The Group’s J72 No 69023 returned to the rails at Locomotion Shildon on Friday 18th June after completion of its four year restoration project.
The day was attended by the Mayor and Mayoress of Darlington, The Vice Chair of Durham County Council, working members, and a number of ex British Railways footplate men who fired and drove steam engines until the full dieselisation of the railways in 1967. Albert Hawman a 97 year young veteran steam driver was a guest of honour on the day.
The engine has been completed in an apple green livery with railway crests once carried by sister locomotives which worked as station pilots at Newcastle and York stations during the 1950s and early 1960s.
The locomotive is the sole survivor of a North Eastern Railway J72 type steam 0-6-0 tank locomotive of which 113 were constructed over a period of 53 years between 1898 and 1951.
They were used for shunting carriages and freight wagons at stations and railway yards throughout the North East until their final demise in 1966. No 69023 was from the batch built by British Railways in 1951 perpetuating the successful Victorian design at a time of urgent post war need for additional shunting locomotives prior to the wholesale introduction of diesel traction in the late 1950’s and early 1960s.
It was privately purchased upon withdrawal from British Rail and the NELPG subsequently acquired the locomotive in 1982 with assistance from the Transport Heritage Fund with the support of the National Railway Museum in York.
The restoration project at Hopetown, Darlington has through some 10,000 hours of volunteer time and £150,000 of expenditure enabled the locomotive to steam once again be used to promote the North East’s proud steam and railway heritage. The project also benefitted from the support from the Heritage Lottery Fund (HLF) whose grant of £50,000 greatly assisted in financing the restoration project.

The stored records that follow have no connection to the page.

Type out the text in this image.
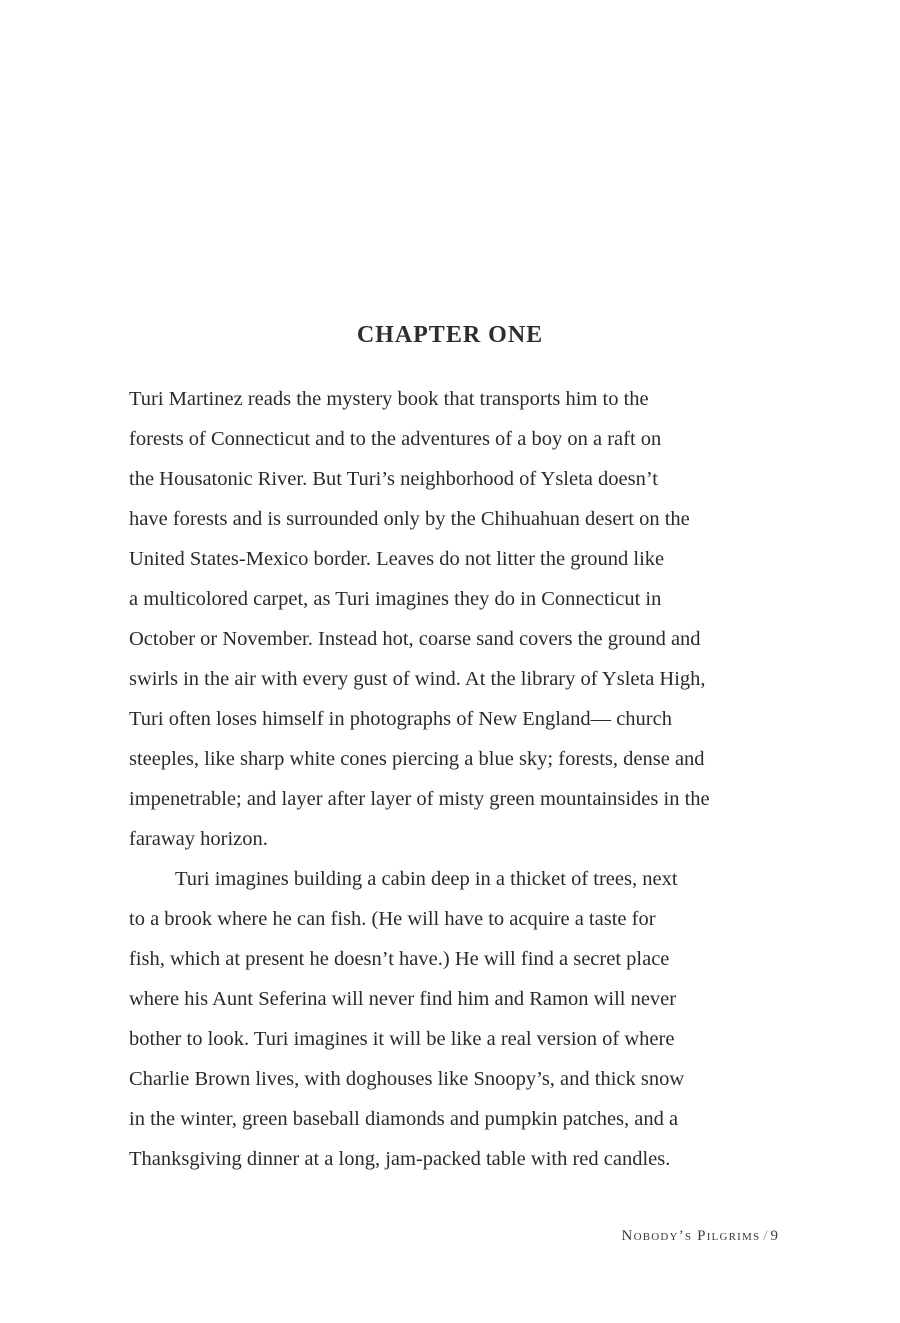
CHAPTER ONE

Turi Martinez reads the mystery book that transports him to the
forests of Connecticut and to the adventures of a boy on a raft on
the Housatonic River. But Turi’s neighborhood of Ysleta doesn’t
have forests and is surrounded only by the Chihuahuan desert on the
United States-Mexico border. Leaves do not litter the ground like
a multicolored carpet, as Turi imagines they do in Connecticut in
October or November. Instead hot, coarse sand covers the ground and
swirls in the air with every gust of wind. At the library of Ysleta High,
Turi often loses himself in photographs of New England— church
steeples, like sharp white cones piercing a blue sky; forests, dense and
impenetrable; and layer after layer of misty green mountainsides in the
faraway horizon.

Turi imagines building a cabin deep in a thicket of trees, next
to a brook where he can fish. (He will have to acquire a taste for
fish, which at present he doesn’t have.) He will find a secret place
where his Aunt Seferina will never find him and Ramon will never
bother to look. Turi imagines it will be like a real version of where
Charlie Brown lives, with doghouses like Snoopy’s, and thick snow
in the winter, green baseball diamonds and pumpkin patches, and a
Thanksgiving dinner at a long, jam-packed table with red candles.

Nobody’s Pilgrims / 9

Head of the Heritage Lottery Fund in the North East, Ivor Crowther, said: “This steam locomotive is a great example of the rich steam and railway heritage of the North East and we at the Heritage Lottery Fund are pleased that it is back where it belongs and in excellent condition. A huge amount of time and hard work has gone into restoring this engine, and we are proud to have supported the volunteers and the project team who have made this project a success.”
John Hunt, Chairman of the NELPG said ‘It was proud day for the Group to welcome back this Victorian designed engine and paid tribute to the long hours spent by the Group’s volunteers to bring the locomotive back to life. We look forward to running the locomotive at museums and heritage railways for the public to enjoy and experience the sounds, smells and travel of the steam age’.
Bryan has made his own, not inconsiderable, contribution to the restoration of the J72 in his other role as manager of the Darlington Railway Athletic Club. The NELPG volunteers have been made most welcome after an evenings work at Hopetown.
Albert Hawman (ex Shildon, Ferryhill and Darlingtion driver) ages 97 was the guest of honour. He later had a footplate ride with Fred Ramshaw. Maurice Burns asked Albert whilst taking him home about his last BR footplate ride before today (excluding Locomotion in 1975). It was 62005 on the Three Dales railtour to Wearhead on 20.5.1967.
Albert Hawman knew all about the stonework on the right as he started work for the LNER in 1927 at Shildon shed. The main shed structure (once containing three roundhouses - two for steam and one for electrics to Newport) was made part of Shildon wagon works and was certainly where NELPG had its sales stalls in the 1975 S&D150 exhibition. The steam shed coal drops for the engines are in this photo. Albert remembered the coal wagons being pushed up the ramp and the mechanism feeding the coal to the engines below was located in the gap after each set of three arches. They were last used in 1935 and Albert must be the only person alive who remembers them in operation.
The engine is Locomotion’s resident operating engine during the summer of 2010 and will provide train rides and driver experience days at the museum.
The timetable is:
June 26 and 27 - driver experience days
July 2 - driver experience day
July 3 and 4 - working the site passenger service
July 10 and 11 - driver experience days
July 24 - driver experience day
July 25 - working site passenger service
August 7 and 8 - working site passenger service
All subject to availability.
Driver experience sessions are £50 for a one to one tuition for a 30 minute session learning to drive the J72 on the museum's running line. Call 01388 771439 or visit www.nrm.org.uk/locomotion for more information or to book.
What ought to have happened ...
Dave Whitfield, with a little help from PhotoshopTM, attempts to recreate what ought to have taken place.
However, the observant reader will have noted the absence of any shadow from the banner or from those erecting it.